I worked at a photolab for three years back in the 90's.
The creepiest thing was finding out that the guy who worked with me was printing doubles of anything that was out of the norm, and had them all in photo albums in his apartment. I was shocked to see that he had about 40 photo albums, full of our customer's photos in his own private collection.
Creeped me out a little, especially since lots of the photos were of the NSFW variety.
Worked at the national drug store/photo place about 10 years back. Seen it all. The best one BY FAR was grandma and her grandson's first camera (I'm guessing he was between 5-8 years old). I believe it was disposable, and for sure it also had the ability to do panoramic shots.
This little man took all kinds of pictures, I was really impressed. We're talking toys, dinner, inside, outside, he's gonna be a photographer no doubt. He even set up a bunch of the army figurines on the couch and table in a war, and took pictures of the battle in action. Really cool stuff.
Imagine my surprise when I get to one of the panoramic shots... a giant TURD in the toilet... like for real. Nice long one too, the kind that wouldn't go down without breaking in half... Best part, the panoramic shots WON'T EVEN FIT IN THE ENVELOPE.
So now I'm holding this 5x7 envelope with a panoramic shot of HALF A TURD sticking out of it in the claims bin. I figure best thing to do is put the turd picture in the back and reverse the pictures so the backs are facing front.
An hour or so later of course gma returns with her little boy. At the counter I give her the pack and, as they are paying, of course they open the pack to look. She's looking and being a supportive grandma "oo so nice, oooh I like this one you took it?" and the kid is SO HAPPY. Finally she gets to the panoramic turd (at this point I can barely contain myself...). She looks and goes "oh... wow... that's... you?" Her little man looks up with the proudest eyes I ever seen a grandson have ever, and says "I MADE THAT!"

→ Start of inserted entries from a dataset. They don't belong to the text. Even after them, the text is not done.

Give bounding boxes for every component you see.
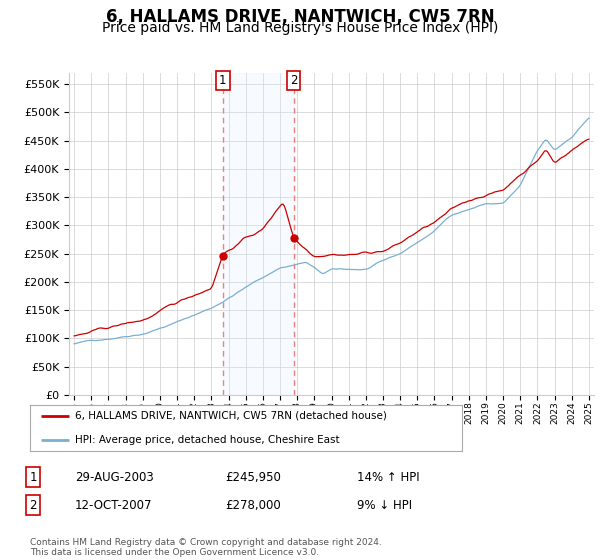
Text: 29-AUG-2003: 29-AUG-2003 — [75, 470, 154, 484]
Text: £245,950: £245,950 — [225, 470, 281, 484]
Text: 9% ↓ HPI: 9% ↓ HPI — [357, 498, 412, 512]
Bar — [223, 73, 293, 395]
Text: Contains HM Land Registry data © Crown copyright and database right 2024.
This d: Contains HM Land Registry data © Crown c… — [30, 538, 382, 557]
Text: 12-OCT-2007: 12-OCT-2007 — [75, 498, 152, 512]
Text: 1: 1 — [29, 470, 37, 484]
Text: £278,000: £278,000 — [225, 498, 281, 512]
Text: 6, HALLAMS DRIVE, NANTWICH, CW5 7RN (detached house): 6, HALLAMS DRIVE, NANTWICH, CW5 7RN (det… — [76, 411, 387, 421]
Text: 2: 2 — [29, 498, 37, 512]
Text: 1: 1 — [219, 74, 227, 87]
Text: 14% ↑ HPI: 14% ↑ HPI — [357, 470, 419, 484]
Text: Price paid vs. HM Land Registry's House Price Index (HPI): Price paid vs. HM Land Registry's House … — [102, 21, 498, 35]
Text: 2: 2 — [290, 74, 298, 87]
Text: HPI: Average price, detached house, Cheshire East: HPI: Average price, detached house, Ches… — [76, 435, 340, 445]
Text: 6, HALLAMS DRIVE, NANTWICH, CW5 7RN: 6, HALLAMS DRIVE, NANTWICH, CW5 7RN — [106, 8, 494, 26]
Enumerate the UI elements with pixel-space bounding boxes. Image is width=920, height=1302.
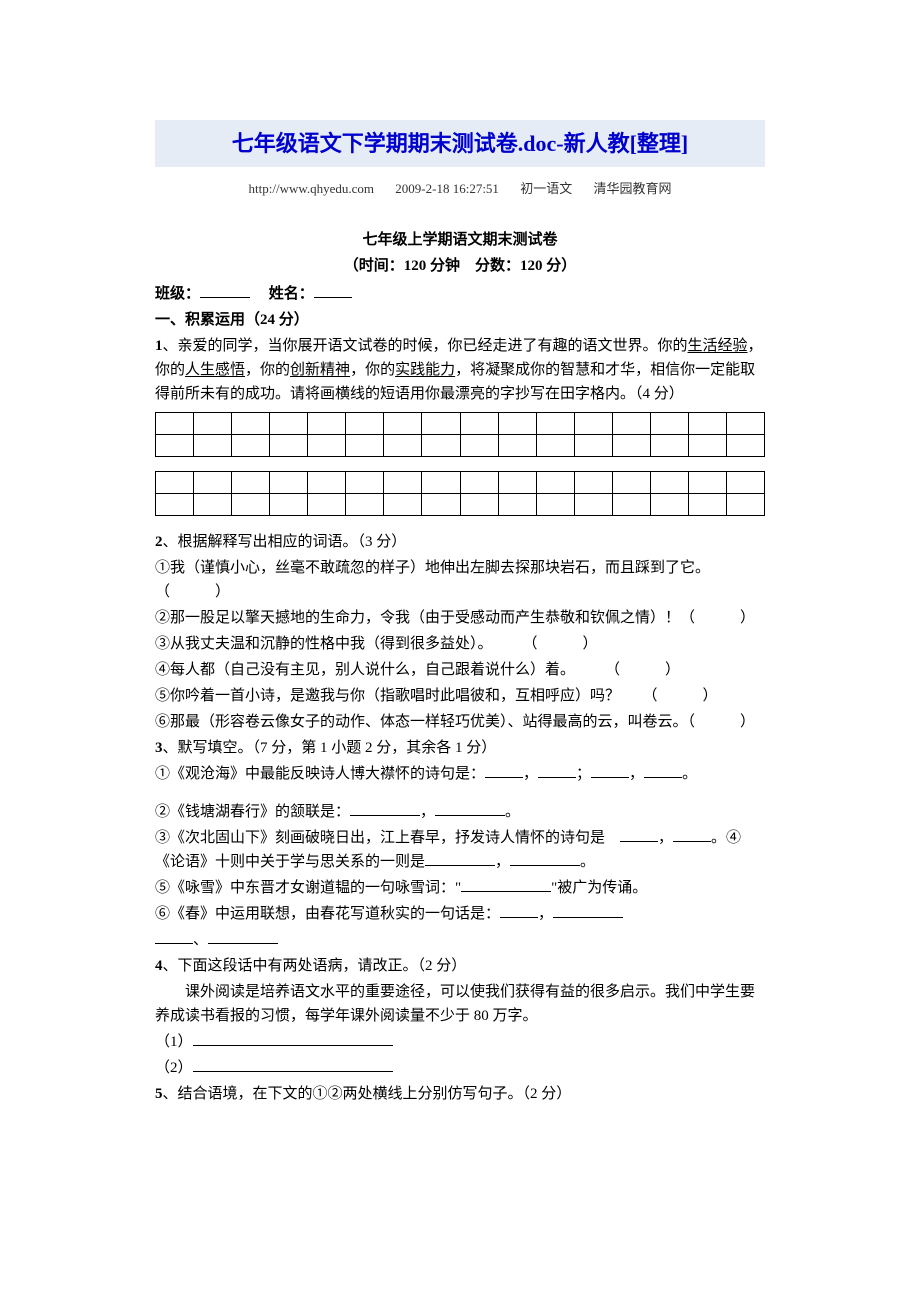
q1-u4: 实践能力 (395, 362, 455, 378)
q2-stem: 、根据解释写出相应的词语。（3 分） (163, 534, 407, 550)
q3-item-5b: 、 (155, 928, 765, 952)
blank (553, 903, 623, 918)
blank (193, 1031, 393, 1046)
question-1: 1、亲爱的同学，当你展开语文试卷的时候，你已经走进了有趣的语文世界。你的生活经验… (155, 334, 765, 406)
q3-i4b: "被广为传诵。 (551, 880, 647, 896)
q1-u3: 创新精神 (290, 362, 350, 378)
q3-i1: ①《观沧海》中最能反映诗人博大襟怀的诗句是： (155, 766, 485, 782)
blank (510, 851, 580, 866)
q3-i2: ②《钱塘湖春行》的颔联是： (155, 804, 350, 820)
question-4-stem: 4、下面这段话中有两处语病，请改正。（2 分） (155, 954, 765, 978)
blank (208, 929, 278, 944)
blank (591, 763, 629, 778)
q3-item-5: ⑥《春》中运用联想，由春花写道秋实的一句话是：， (155, 902, 765, 926)
section-heading-1: 一、积累运用（24 分） (155, 308, 765, 332)
spacer (155, 788, 765, 800)
q2-item-3: ③从我丈夫温和沉静的性格中我（得到很多益处）。 （ ） (155, 632, 765, 656)
blank (538, 763, 576, 778)
q2-item-5: ⑤你吟着一首小诗，是邀我与你（指歌唱时此唱彼和，互相呼应）吗？ （ ） (155, 684, 765, 708)
table-row (156, 412, 765, 434)
q4-answer-1: （1） (155, 1030, 765, 1054)
q3-item-3: ③《次北固山下》刻画破晓日出，江上春早，抒发诗人情怀的诗句是 ，。④《论语》十则… (155, 826, 765, 874)
q3-item-2: ②《钱塘湖春行》的颔联是：，。 (155, 800, 765, 824)
blank (461, 877, 551, 892)
class-blank (200, 283, 250, 298)
class-name-line: 班级： 姓名： (155, 282, 765, 306)
q2-num: 2 (155, 534, 163, 550)
q4-stem: 、下面这段话中有两处语病，请改正。（2 分） (163, 958, 467, 974)
q3-i3b: 《论语》十则中关于学与思关系的一则是 (155, 854, 425, 870)
q5-num: 5 (155, 1086, 163, 1102)
site-name: 清华园教育网 (593, 181, 671, 196)
name-blank (314, 283, 352, 298)
blank (673, 827, 711, 842)
exam-title: 七年级上学期语文期末测试卷 (155, 228, 765, 252)
tian-grid-1 (155, 412, 765, 457)
q3-i3a: ③《次北固山下》刻画破晓日出，江上春早，抒发诗人情怀的诗句是 (155, 830, 620, 846)
blank (435, 801, 505, 816)
q4-body: 课外阅读是培养语文水平的重要途径，可以使我们获得有益的很多启示。我们中学生要养成… (155, 980, 765, 1028)
q1-text-a: 、亲爱的同学，当你展开语文试卷的时候，你已经走进了有趣的语文世界。你的 (163, 338, 688, 354)
q4-answer-2: （2） (155, 1056, 765, 1080)
source-url: http://www.qhyedu.com (249, 181, 375, 196)
name-label: 姓名： (269, 286, 314, 302)
q2-item-1: ①我（谨慎小心，丝毫不敢疏忽的样子）地伸出左脚去探那块岩石，而且踩到了它。（ ） (155, 556, 765, 604)
blank (350, 801, 420, 816)
exam-subtitle: （时间：120 分钟 分数：120 分） (155, 254, 765, 278)
q1-text-d: ，你的 (350, 362, 395, 378)
title-bar: 七年级语文下学期期末测试卷.doc-新人教[整理] (155, 120, 765, 167)
blank (485, 763, 523, 778)
blank (644, 763, 682, 778)
question-5-stem: 5、结合语境，在下文的①②两处横线上分别仿写句子。（2 分） (155, 1082, 765, 1106)
q4-a1-label: （1） (155, 1034, 193, 1050)
q1-num: 1 (155, 338, 163, 354)
q3-num: 3 (155, 740, 163, 756)
q5-stem: 、结合语境，在下文的①②两处横线上分别仿写句子。（2 分） (163, 1086, 572, 1102)
blank (155, 929, 193, 944)
table-row (156, 493, 765, 515)
blank (620, 827, 658, 842)
page-title: 七年级语文下学期期末测试卷.doc-新人教[整理] (155, 126, 765, 161)
q3-i4a: ⑤《咏雪》中东晋才女谢道韫的一句咏雪词：" (155, 880, 461, 896)
q3-stem: 、默写填空。（7 分，第 1 小题 2 分，其余各 1 分） (163, 740, 497, 756)
table-row (156, 434, 765, 456)
q3-item-1: ①《观沧海》中最能反映诗人博大襟怀的诗句是：，；，。 (155, 762, 765, 786)
q4-a2-label: （2） (155, 1060, 193, 1076)
category: 初一语文 (520, 181, 572, 196)
q3-item-4: ⑤《咏雪》中东晋才女谢道韫的一句咏雪词：" "被广为传诵。 (155, 876, 765, 900)
q1-u2: 人生感悟 (185, 362, 245, 378)
q2-item-2: ②那一股足以擎天撼地的生命力，令我（由于受感动而产生恭敬和钦佩之情）！（ ） (155, 606, 765, 630)
class-label: 班级： (155, 286, 200, 302)
question-3-stem: 3、默写填空。（7 分，第 1 小题 2 分，其余各 1 分） (155, 736, 765, 760)
meta-line: http://www.qhyedu.com 2009-2-18 16:27:51… (155, 179, 765, 200)
q3-i5: ⑥《春》中运用联想，由春花写道秋实的一句话是： (155, 906, 500, 922)
q1-text-c: ，你的 (245, 362, 290, 378)
q4-num: 4 (155, 958, 163, 974)
question-2-stem: 2、根据解释写出相应的词语。（3 分） (155, 530, 765, 554)
table-row (156, 471, 765, 493)
blank (425, 851, 495, 866)
publish-date: 2009-2-18 16:27:51 (395, 181, 499, 196)
blank (500, 903, 538, 918)
blank (193, 1057, 393, 1072)
q1-u1: 生活经验 (688, 338, 748, 354)
q2-item-4: ④每人都（自己没有主见，别人说什么，自己跟着说什么）着。 （ ） (155, 658, 765, 682)
q2-item-6: ⑥那最（形容卷云像女子的动作、体态一样轻巧优美）、站得最高的云，叫卷云。（ ） (155, 710, 765, 734)
tian-grid-2 (155, 471, 765, 516)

"Yes you did little man, and it was a good one too..." is what I should have said. Instead I probably said something like "That'll be 9.95, do you have your membership card today?" I've seen a lot of stuff at that job. But only ONCE in my life, have I ever seen a panoramic turd, and I will never forget it.
I have an old college buddy several states away that used to work for Walmart and develop pictures there.
He phoned me up one day, because he had a woman who was developing pictures of me. Remember, this is states away, so my friend, upon recognizing me in the pictures, got worried. All these shots of me just standing around talking.
He finally mustered up the courage to ask her about the photos, and she told him about a great tour she had in the Black Hills and her lovely tour guide (which was me).
He was less worried after that. I was pretty blown away by the coincidence, however.
I used to work at a Walgreens in the photo lab and was standing there watching a stack of photos print off. They appeared to be of an Easter party for some young children at first, then it went to all the children sitting at a dining room table with their Easter baskets in front of them.
First picture, they looked happy.
Second, they were frowning.
Third, downright crying.
By the fourth or fifth it became apparent what their issue was: there was a giant stem of broccoli in each of their baskets.
Comments may have been edited for clarity.